Ailing property markets forces millennials to linger longer

Ailing property markets forces millennials to linger longer

THE great Australian dream of home ownership burns brightest among millennials despite more struggling to fly the coop, new research reveals.

Corelogic’s latest Perceptions of Housing Affordability report found the overwhelming majority rate home ownership as important, but 34 per cent say they won’t be able to move out of their parents’ home before their 30th birthday – rocketing up from 20 per cent in 2017.

“The report proves that the ‘cubby house’ syndrome – where children are prolonging their home stay with parents – is intensifying,” CoreLogic International chief executive Lisa Claes said.

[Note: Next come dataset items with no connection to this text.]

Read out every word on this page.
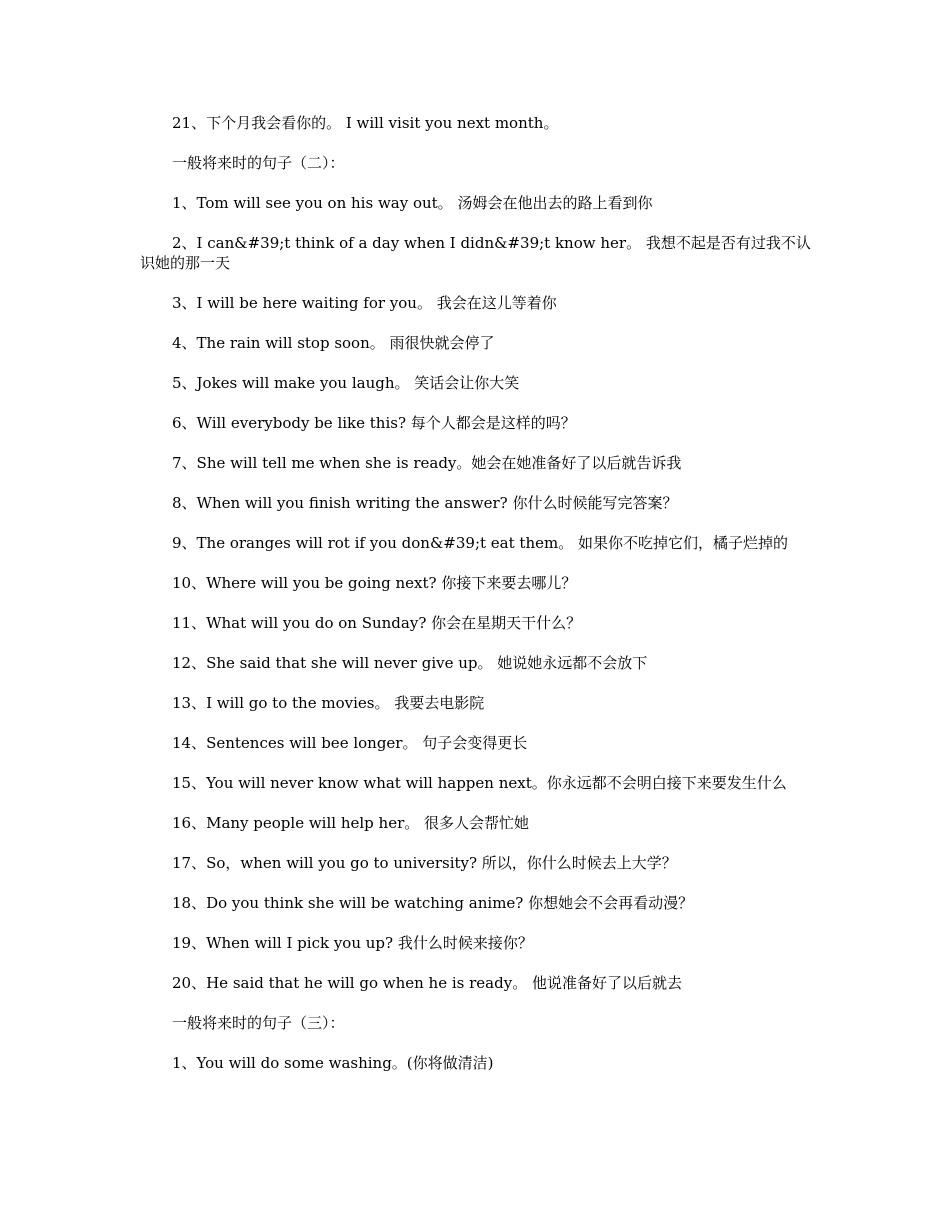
21、下个月我会看你的。 I will visit you next month。

一般将来时的句子（二）：

1、Tom will see you on his way out。 汤姆会在他出去的路上看到你

2、I can&#39;t think of a day when I didn&#39;t know her。 我想不起是否有过我不认识她的那一天

3、I will be here waiting for you。 我会在这儿等着你

4、The rain will stop soon。 雨很快就会停了

5、Jokes will make you laugh。 笑话会让你大笑

6、Will everybody be like this? 每个人都会是这样的吗？

7、She will tell me when she is ready。她会在她准备好了以后就告诉我

8、When will you finish writing the answer? 你什么时候能写完答案？

9、The oranges will rot if you don&#39;t eat them。 如果你不吃掉它们，橘子烂掉的

10、Where will you be going next? 你接下来要去哪儿？

11、What will you do on Sunday? 你会在星期天干什么？

12、She said that she will never give up。 她说她永远都不会放下

13、I will go to the movies。 我要去电影院

14、Sentences will bee longer。 句子会变得更长

15、You will never know what will happen next。你永远都不会明白接下来要发生什么

16、Many people will help her。 很多人会帮忙她

17、So，when will you go to university? 所以，你什么时候去上大学？

18、Do you think she will be watching anime? 你想她会不会再看动漫？

19、When will I pick you up? 我什么时候来接你？

20、He said that he will go when he is ready。 他说准备好了以后就去

一般将来时的句子（三）：

1、You will do some washing。(你将做清洁)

“Our youngest generation is effectively being locked out of the market and increasingly dependent on parents.”

More millennials are also counting on their family for help with raising a home deposit (25 per cent) and paying off the mortgage (20 per cent).

The survey of 2220 Australians aged 18-69 years found housing affordability has eased slightly on the back of falling house prices however 83 per cent of non-property owners are still worried about being able to afford their first or next home.

Raising a deposit is the biggest barrier to home ownership (47 per cent), with the typical Australian household taking almost nine years to save a 20 per cent deposit as wages growth continues to flatline.

The second biggest hurdle to buying a home is loan approval, which was the sixth largest obstacle two years ago.

“The severe tightening of credit availability following stronger prudential regulation and outcomes related to the Royal Banking Commission is hurting Australians, who are struggling to get a loan,” Corelogic head of research Tim Lawless said.

“Lenders also have a greater focus on evaluating and assessing individual borrower’s expenses.”

Some 79 per cent of respondents think the removal of stamp duty is the best strategy to improve housing affordability.

The typical Australian household spends an average 6.5 times its gross annual income to buy a home priced at $524,000.